Peter Sagal, the amaretto smooth-voiced host of NPR’s Wait Wait... Don’t Tell Me!, is a man of intimidating erudition—a necessary trait for presiding a weekly radio quiz show 20 years running.
Running is a theme in Sagal’s life. He took up running as he neared 40, and ever since has competed in 14 marathons—including, memorably, crossing the finish line of the 2013 Boston Marathon moments before a bomb exploded nearby. Sagal is the author of a new memoir called The Incomplete Book of Running, out October 30.
He can’t run away, though, from us asking whether a hot dog is a sandwich.
The Takeout: Is a hot dog a sandwich?
Peter Sagal: When in the course of human events certain people, including people I admire and like such as my friend John Hodgman, are entirely and completely wrong about something, it becomes necessary to correct them, particularly in regard to the history and current status of a beloved American foodstuff, and its established place in the lineage of invention sparked by the Earl of Sandwich and continuing in a long and glorious spreading tree of comestible evolution to this day, and say: yes, the hot dog is a sandwich.

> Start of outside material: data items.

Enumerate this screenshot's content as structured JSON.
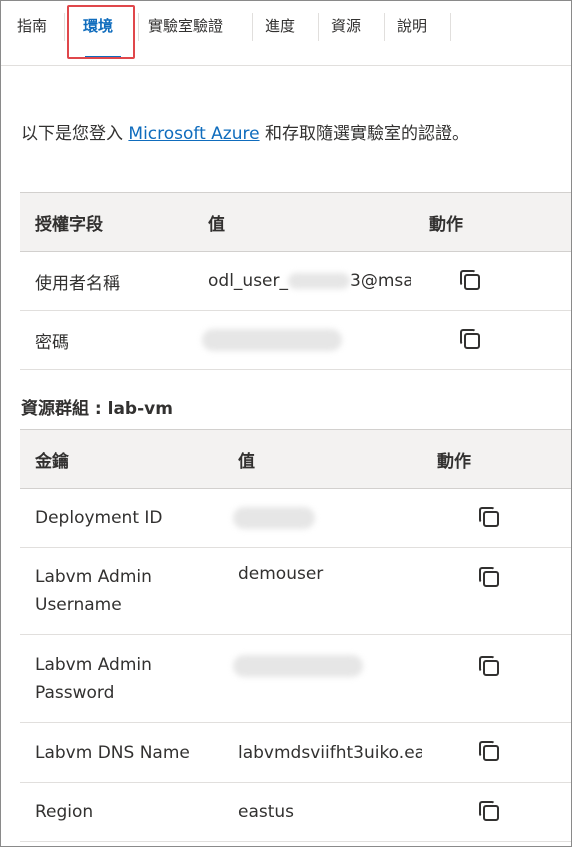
{
  "tabs": [
    {
      "label": "指南"
    },
    {
      "label": "環境"
    },
    {
      "label": "實驗室驗證"
    },
    {
      "label": "進度"
    },
    {
      "label": "資源"
    },
    {
      "label": "說明"
    }
  ],
  "active_tab": "環境",
  "intro": {
    "before": "以下是您登入 ",
    "link": "Microsoft Azure",
    "after": " 和存取隨選實驗室的認證。"
  },
  "cred_table": {
    "headers": [
      "授權字段",
      "值",
      "動作"
    ],
    "rows": [
      {
        "field": "使用者名稱",
        "value_prefix": "odl_user_",
        "value_suffix": "3@msa"
      },
      {
        "field": "密碼",
        "value": ""
      }
    ]
  },
  "resource_group": "資源群組 : lab-vm",
  "rg_table": {
    "headers": [
      "金鑰",
      "值",
      "動作"
    ],
    "rows": [
      {
        "key": "Deployment ID",
        "value": ""
      },
      {
        "key": "Labvm Admin Username",
        "value": "demouser"
      },
      {
        "key": "Labvm Admin Password",
        "value": ""
      },
      {
        "key": "Labvm DNS Name",
        "value": "labvmdsviifht3uiko.ea"
      },
      {
        "key": "Region",
        "value": "eastus"
      }
    ]
  },
  "icons": {
    "copy": "copy-icon"
  },
  "colors": {
    "accent": "#0f6cbd",
    "highlight": "#e0474b",
    "header_bg": "#f3f2f1"
  }
}
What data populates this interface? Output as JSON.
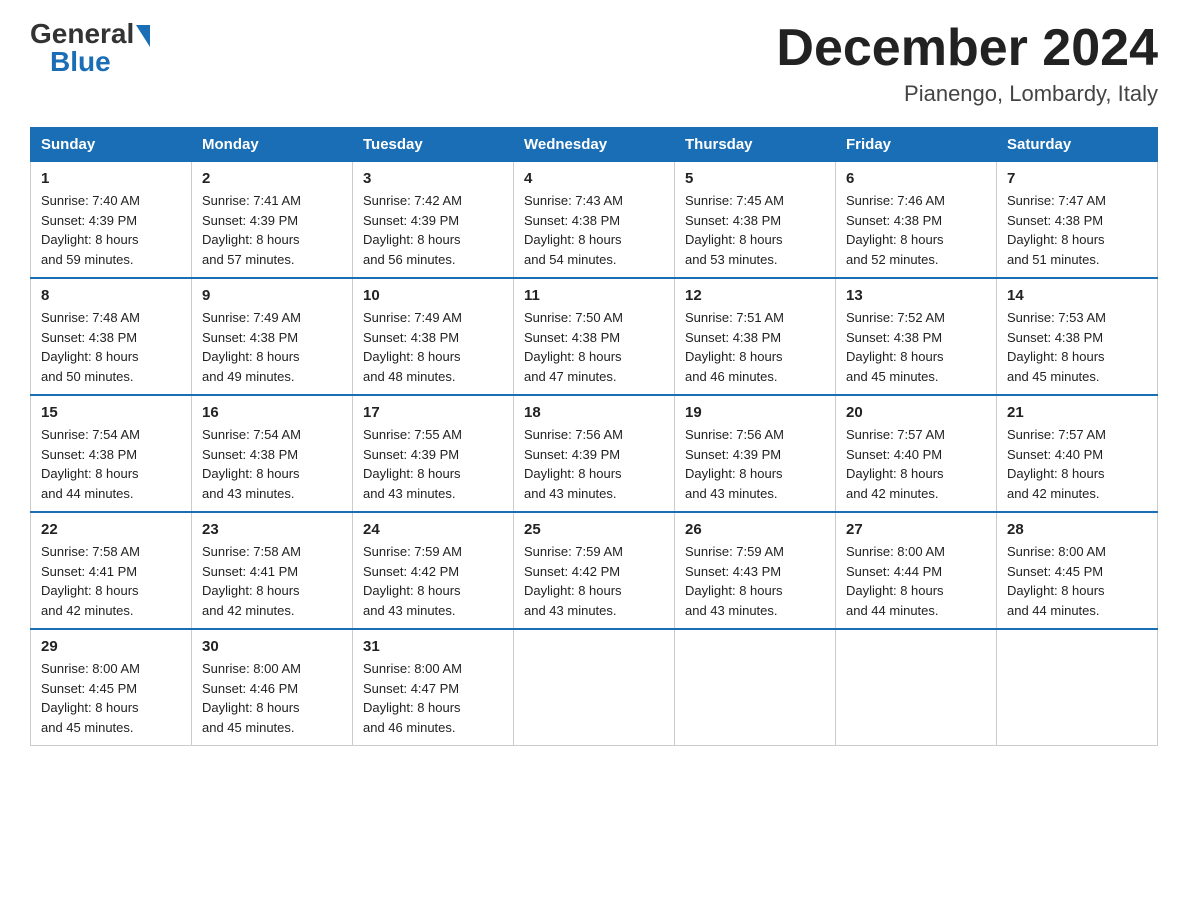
{
  "header": {
    "logo_general": "General",
    "logo_blue": "Blue",
    "month_title": "December 2024",
    "location": "Pianengo, Lombardy, Italy"
  },
  "weekdays": [
    "Sunday",
    "Monday",
    "Tuesday",
    "Wednesday",
    "Thursday",
    "Friday",
    "Saturday"
  ],
  "weeks": [
    [
      {
        "day": "1",
        "sunrise": "7:40 AM",
        "sunset": "4:39 PM",
        "daylight": "8 hours and 59 minutes."
      },
      {
        "day": "2",
        "sunrise": "7:41 AM",
        "sunset": "4:39 PM",
        "daylight": "8 hours and 57 minutes."
      },
      {
        "day": "3",
        "sunrise": "7:42 AM",
        "sunset": "4:39 PM",
        "daylight": "8 hours and 56 minutes."
      },
      {
        "day": "4",
        "sunrise": "7:43 AM",
        "sunset": "4:38 PM",
        "daylight": "8 hours and 54 minutes."
      },
      {
        "day": "5",
        "sunrise": "7:45 AM",
        "sunset": "4:38 PM",
        "daylight": "8 hours and 53 minutes."
      },
      {
        "day": "6",
        "sunrise": "7:46 AM",
        "sunset": "4:38 PM",
        "daylight": "8 hours and 52 minutes."
      },
      {
        "day": "7",
        "sunrise": "7:47 AM",
        "sunset": "4:38 PM",
        "daylight": "8 hours and 51 minutes."
      }
    ],
    [
      {
        "day": "8",
        "sunrise": "7:48 AM",
        "sunset": "4:38 PM",
        "daylight": "8 hours and 50 minutes."
      },
      {
        "day": "9",
        "sunrise": "7:49 AM",
        "sunset": "4:38 PM",
        "daylight": "8 hours and 49 minutes."
      },
      {
        "day": "10",
        "sunrise": "7:49 AM",
        "sunset": "4:38 PM",
        "daylight": "8 hours and 48 minutes."
      },
      {
        "day": "11",
        "sunrise": "7:50 AM",
        "sunset": "4:38 PM",
        "daylight": "8 hours and 47 minutes."
      },
      {
        "day": "12",
        "sunrise": "7:51 AM",
        "sunset": "4:38 PM",
        "daylight": "8 hours and 46 minutes."
      },
      {
        "day": "13",
        "sunrise": "7:52 AM",
        "sunset": "4:38 PM",
        "daylight": "8 hours and 45 minutes."
      },
      {
        "day": "14",
        "sunrise": "7:53 AM",
        "sunset": "4:38 PM",
        "daylight": "8 hours and 45 minutes."
      }
    ],
    [
      {
        "day": "15",
        "sunrise": "7:54 AM",
        "sunset": "4:38 PM",
        "daylight": "8 hours and 44 minutes."
      },
      {
        "day": "16",
        "sunrise": "7:54 AM",
        "sunset": "4:38 PM",
        "daylight": "8 hours and 43 minutes."
      },
      {
        "day": "17",
        "sunrise": "7:55 AM",
        "sunset": "4:39 PM",
        "daylight": "8 hours and 43 minutes."
      },
      {
        "day": "18",
        "sunrise": "7:56 AM",
        "sunset": "4:39 PM",
        "daylight": "8 hours and 43 minutes."
      },
      {
        "day": "19",
        "sunrise": "7:56 AM",
        "sunset": "4:39 PM",
        "daylight": "8 hours and 43 minutes."
      },
      {
        "day": "20",
        "sunrise": "7:57 AM",
        "sunset": "4:40 PM",
        "daylight": "8 hours and 42 minutes."
      },
      {
        "day": "21",
        "sunrise": "7:57 AM",
        "sunset": "4:40 PM",
        "daylight": "8 hours and 42 minutes."
      }
    ],
    [
      {
        "day": "22",
        "sunrise": "7:58 AM",
        "sunset": "4:41 PM",
        "daylight": "8 hours and 42 minutes."
      },
      {
        "day": "23",
        "sunrise": "7:58 AM",
        "sunset": "4:41 PM",
        "daylight": "8 hours and 42 minutes."
      },
      {
        "day": "24",
        "sunrise": "7:59 AM",
        "sunset": "4:42 PM",
        "daylight": "8 hours and 43 minutes."
      },
      {
        "day": "25",
        "sunrise": "7:59 AM",
        "sunset": "4:42 PM",
        "daylight": "8 hours and 43 minutes."
      },
      {
        "day": "26",
        "sunrise": "7:59 AM",
        "sunset": "4:43 PM",
        "daylight": "8 hours and 43 minutes."
      },
      {
        "day": "27",
        "sunrise": "8:00 AM",
        "sunset": "4:44 PM",
        "daylight": "8 hours and 44 minutes."
      },
      {
        "day": "28",
        "sunrise": "8:00 AM",
        "sunset": "4:45 PM",
        "daylight": "8 hours and 44 minutes."
      }
    ],
    [
      {
        "day": "29",
        "sunrise": "8:00 AM",
        "sunset": "4:45 PM",
        "daylight": "8 hours and 45 minutes."
      },
      {
        "day": "30",
        "sunrise": "8:00 AM",
        "sunset": "4:46 PM",
        "daylight": "8 hours and 45 minutes."
      },
      {
        "day": "31",
        "sunrise": "8:00 AM",
        "sunset": "4:47 PM",
        "daylight": "8 hours and 46 minutes."
      },
      null,
      null,
      null,
      null
    ]
  ],
  "labels": {
    "sunrise": "Sunrise:",
    "sunset": "Sunset:",
    "daylight": "Daylight:"
  }
}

To prove this, we must invoke the wisdom of Marcus Aurelius and examine the essential nature of the subject under discussion: what is a sandwich? As the legend has it, the 4th Earl of Sandwich, John Montagu, gave his name to the dish when he demanded his servants bring him meat between two pieces of bread, so he would not have to leave the gambling table. Defenders of the Earl’s reputation as a sober statesman say it was actually so he would not have to leave his work as First Lord of the Admiralty, meaning that in addition to inventing the sandwich, the Earl also invented the sad desk lunch.
Whatever its origin, a sandwich may be defined as a filling, usually but not necessarily meat, between pieces of bread. The true essence of a sandwich is not its taste—nobody ever said, “You know what would make this salami taste better? Some bland starch!”—but its utility. You can’t pick up a piece of beef or cheese or roasted eggplant, with its tasty and often fluid accoutrements, without messing up your hands and then quite likely your work papers and/or keyboard. No—the bread is there as a handle, a protective yet edible shield between your hands and the filling. Thus, any kind of meat served in a folded piece of bread or between two pieces of bread is a sandwich, no matter the meat’s shape or distinctive texture.
The primary objection to this obvious truth in regard to the hot dog is first, the nature of the meat (a coherent tube of protein, rather than the traditional filling) and the type of bread it’s served on, that is, a bun, a single piece of bread incompletely sliced through, so it retains its unitary nature. Still, we may deduce the hot dog’s essential sandwichness simply by changing any variable. Swap out the hot dog—also known as a frankfurter, or Frankfurt sausage—with an Italian sausage and you’ve got a sausage sandwich. Fill the same kind of bun with cold-cuts or marinated roast beef and you’ve got a “sub sandwich” or “Italian beef sandwich.” Thus, we see that any other combination of filling, including other sausages, in the same kind of bun is naturally a sandwich, and defenders of the “hot dog is not a sandwich” theory are left grasping for additional distinctions. Or, if you prefer, notionally replace the bun with two slices of white bread (which I often had to do back in the dark days of my youth when hot dogs came twelve to a pack and buns only eight). Obviously, the awkward sad thing you then hold in your hands is a sandwich.